L’article 128 stipule que les candidatures à l’élection présidentielle sont déposées au greffe de la Cour constitutionnelle, accompagnées d’une déclaration en double exemplaire. Cette déclaration, signée du candidat, doit attester sur l’honneur que l’intéressé remplit toutes les conditions d’éligibilité prévues par la loi.
Une fois le dossier reçu, le chef du greffe délivre un récépissé de dépôt au candidat. Toutefois, précise le texte, ce récépissé ne n’équivaut pas à la validation officielle de la candidature.
Dans un délai de deux jours suivant la déclaration de candidature, chaque prétendant à la magistrature suprême doit verser une caution auprès du Trésor public. Le montant de cette caution est fixé par l’Organe de gestion des élections (OTIGE), aujourd’hui remplacé, à titre transitoire, par la Direction générale des élections (DGE), en charge de l’organisation de l’ensemble des scrutins en Guinée.

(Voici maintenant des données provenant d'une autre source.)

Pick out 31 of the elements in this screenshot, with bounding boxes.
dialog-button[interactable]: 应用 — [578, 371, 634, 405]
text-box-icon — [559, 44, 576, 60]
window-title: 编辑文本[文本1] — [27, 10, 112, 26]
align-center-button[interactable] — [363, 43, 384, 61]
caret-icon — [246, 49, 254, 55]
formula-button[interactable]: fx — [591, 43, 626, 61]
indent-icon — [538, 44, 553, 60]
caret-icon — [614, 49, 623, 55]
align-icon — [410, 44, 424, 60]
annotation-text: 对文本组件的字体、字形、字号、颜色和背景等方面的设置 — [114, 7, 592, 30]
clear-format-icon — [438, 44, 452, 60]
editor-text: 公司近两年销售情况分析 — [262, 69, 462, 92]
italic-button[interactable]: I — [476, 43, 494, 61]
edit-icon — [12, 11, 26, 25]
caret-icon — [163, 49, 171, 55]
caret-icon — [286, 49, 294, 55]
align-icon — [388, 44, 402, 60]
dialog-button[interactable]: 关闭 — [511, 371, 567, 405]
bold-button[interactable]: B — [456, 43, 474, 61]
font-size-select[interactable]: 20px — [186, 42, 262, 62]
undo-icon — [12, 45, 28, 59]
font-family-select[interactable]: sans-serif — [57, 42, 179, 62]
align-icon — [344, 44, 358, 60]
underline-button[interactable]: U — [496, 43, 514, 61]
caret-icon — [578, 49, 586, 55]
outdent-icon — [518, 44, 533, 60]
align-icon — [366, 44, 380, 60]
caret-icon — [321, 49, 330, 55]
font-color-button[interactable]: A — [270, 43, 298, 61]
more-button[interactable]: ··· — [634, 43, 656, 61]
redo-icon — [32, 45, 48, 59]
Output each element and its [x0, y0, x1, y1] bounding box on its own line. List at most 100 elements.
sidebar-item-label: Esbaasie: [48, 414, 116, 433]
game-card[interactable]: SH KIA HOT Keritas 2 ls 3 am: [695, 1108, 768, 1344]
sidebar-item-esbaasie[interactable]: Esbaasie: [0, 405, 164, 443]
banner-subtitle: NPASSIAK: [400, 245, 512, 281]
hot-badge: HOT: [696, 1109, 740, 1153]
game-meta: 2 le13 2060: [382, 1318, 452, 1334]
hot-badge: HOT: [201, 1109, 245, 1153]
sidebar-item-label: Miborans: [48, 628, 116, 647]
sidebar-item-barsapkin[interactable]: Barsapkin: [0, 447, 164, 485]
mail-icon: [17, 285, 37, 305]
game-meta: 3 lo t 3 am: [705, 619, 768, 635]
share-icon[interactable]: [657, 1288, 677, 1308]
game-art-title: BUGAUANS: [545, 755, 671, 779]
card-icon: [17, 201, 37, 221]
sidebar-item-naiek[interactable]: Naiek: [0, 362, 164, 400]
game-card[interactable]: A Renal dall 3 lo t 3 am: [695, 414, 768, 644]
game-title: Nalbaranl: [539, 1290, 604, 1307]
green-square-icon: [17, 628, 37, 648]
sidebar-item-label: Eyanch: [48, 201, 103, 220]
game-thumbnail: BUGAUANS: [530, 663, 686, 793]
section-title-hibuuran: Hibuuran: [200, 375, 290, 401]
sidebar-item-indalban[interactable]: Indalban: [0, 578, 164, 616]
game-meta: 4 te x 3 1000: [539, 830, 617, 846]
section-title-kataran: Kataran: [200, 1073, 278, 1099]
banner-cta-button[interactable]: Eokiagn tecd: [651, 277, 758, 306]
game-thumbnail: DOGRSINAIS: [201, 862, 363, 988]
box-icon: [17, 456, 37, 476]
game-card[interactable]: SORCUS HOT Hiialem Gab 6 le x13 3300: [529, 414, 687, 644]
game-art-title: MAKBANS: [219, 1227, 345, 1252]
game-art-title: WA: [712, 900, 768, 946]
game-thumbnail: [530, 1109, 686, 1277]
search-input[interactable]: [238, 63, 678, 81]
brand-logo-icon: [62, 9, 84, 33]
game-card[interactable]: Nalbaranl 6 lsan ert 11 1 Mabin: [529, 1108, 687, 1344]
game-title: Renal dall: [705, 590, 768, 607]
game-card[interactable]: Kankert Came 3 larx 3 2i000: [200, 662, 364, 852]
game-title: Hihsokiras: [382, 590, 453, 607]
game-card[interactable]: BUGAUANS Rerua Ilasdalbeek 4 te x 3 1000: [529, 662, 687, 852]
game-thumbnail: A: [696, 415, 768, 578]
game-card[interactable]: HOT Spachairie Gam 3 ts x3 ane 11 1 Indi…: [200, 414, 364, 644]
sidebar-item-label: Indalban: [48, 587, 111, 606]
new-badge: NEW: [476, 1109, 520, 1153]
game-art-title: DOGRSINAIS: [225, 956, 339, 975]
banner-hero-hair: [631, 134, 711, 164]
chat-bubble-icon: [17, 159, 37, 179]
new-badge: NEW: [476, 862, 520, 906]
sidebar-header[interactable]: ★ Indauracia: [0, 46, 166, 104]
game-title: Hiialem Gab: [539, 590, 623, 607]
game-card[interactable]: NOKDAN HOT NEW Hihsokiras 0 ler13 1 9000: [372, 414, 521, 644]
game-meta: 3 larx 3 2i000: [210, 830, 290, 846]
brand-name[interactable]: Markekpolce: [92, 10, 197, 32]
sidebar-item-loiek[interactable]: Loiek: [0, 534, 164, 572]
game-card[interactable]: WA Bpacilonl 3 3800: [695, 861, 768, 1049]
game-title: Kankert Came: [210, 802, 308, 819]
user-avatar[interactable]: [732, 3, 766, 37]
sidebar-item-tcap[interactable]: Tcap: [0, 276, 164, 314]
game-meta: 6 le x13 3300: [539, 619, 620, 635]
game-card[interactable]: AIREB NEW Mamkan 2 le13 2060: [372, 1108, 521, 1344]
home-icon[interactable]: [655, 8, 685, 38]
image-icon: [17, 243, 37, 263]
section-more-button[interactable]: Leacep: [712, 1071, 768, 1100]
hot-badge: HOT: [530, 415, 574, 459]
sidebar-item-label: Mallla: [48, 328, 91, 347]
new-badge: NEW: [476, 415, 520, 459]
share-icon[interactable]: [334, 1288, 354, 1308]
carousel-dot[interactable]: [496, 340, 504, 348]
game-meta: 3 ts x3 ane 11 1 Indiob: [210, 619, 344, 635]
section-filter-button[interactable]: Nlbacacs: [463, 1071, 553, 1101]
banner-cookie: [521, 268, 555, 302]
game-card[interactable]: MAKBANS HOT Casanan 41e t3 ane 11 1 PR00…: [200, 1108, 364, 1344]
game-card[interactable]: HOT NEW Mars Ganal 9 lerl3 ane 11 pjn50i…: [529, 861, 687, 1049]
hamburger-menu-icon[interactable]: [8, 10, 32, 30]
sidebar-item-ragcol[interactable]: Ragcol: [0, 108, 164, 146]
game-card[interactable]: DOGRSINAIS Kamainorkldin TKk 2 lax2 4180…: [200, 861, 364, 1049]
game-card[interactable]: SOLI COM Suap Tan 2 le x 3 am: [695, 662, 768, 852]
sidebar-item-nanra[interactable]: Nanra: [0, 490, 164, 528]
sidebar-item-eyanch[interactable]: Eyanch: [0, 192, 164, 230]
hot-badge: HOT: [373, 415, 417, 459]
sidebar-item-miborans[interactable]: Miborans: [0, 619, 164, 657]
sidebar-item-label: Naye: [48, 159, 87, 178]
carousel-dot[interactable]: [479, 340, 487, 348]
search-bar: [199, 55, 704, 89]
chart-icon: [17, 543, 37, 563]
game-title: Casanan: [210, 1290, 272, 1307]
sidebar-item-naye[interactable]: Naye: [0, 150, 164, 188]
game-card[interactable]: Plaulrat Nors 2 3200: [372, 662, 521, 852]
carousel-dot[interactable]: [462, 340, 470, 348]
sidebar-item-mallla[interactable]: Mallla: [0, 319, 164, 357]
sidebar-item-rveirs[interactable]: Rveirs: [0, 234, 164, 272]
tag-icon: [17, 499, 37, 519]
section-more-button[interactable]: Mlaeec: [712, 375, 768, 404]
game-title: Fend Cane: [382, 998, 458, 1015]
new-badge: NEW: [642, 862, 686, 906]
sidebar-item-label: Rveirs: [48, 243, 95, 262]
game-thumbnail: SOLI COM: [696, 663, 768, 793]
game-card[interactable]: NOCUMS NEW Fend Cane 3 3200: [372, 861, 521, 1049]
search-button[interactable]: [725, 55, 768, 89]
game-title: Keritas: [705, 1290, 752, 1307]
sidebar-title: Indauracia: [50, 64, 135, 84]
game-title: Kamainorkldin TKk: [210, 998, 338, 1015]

La loi prévoit par ailleurs que :
– la caution des candidats non retenus soit remboursée dans un délai maximum de sept (7) jours à compter de la date du rejet de leur candidature ;
– les candidats ayant obtenu au moins 5 % des suffrages exprimés au premier tour, peuvent également bénéficier du remboursement de leur caution, mentionne le texte.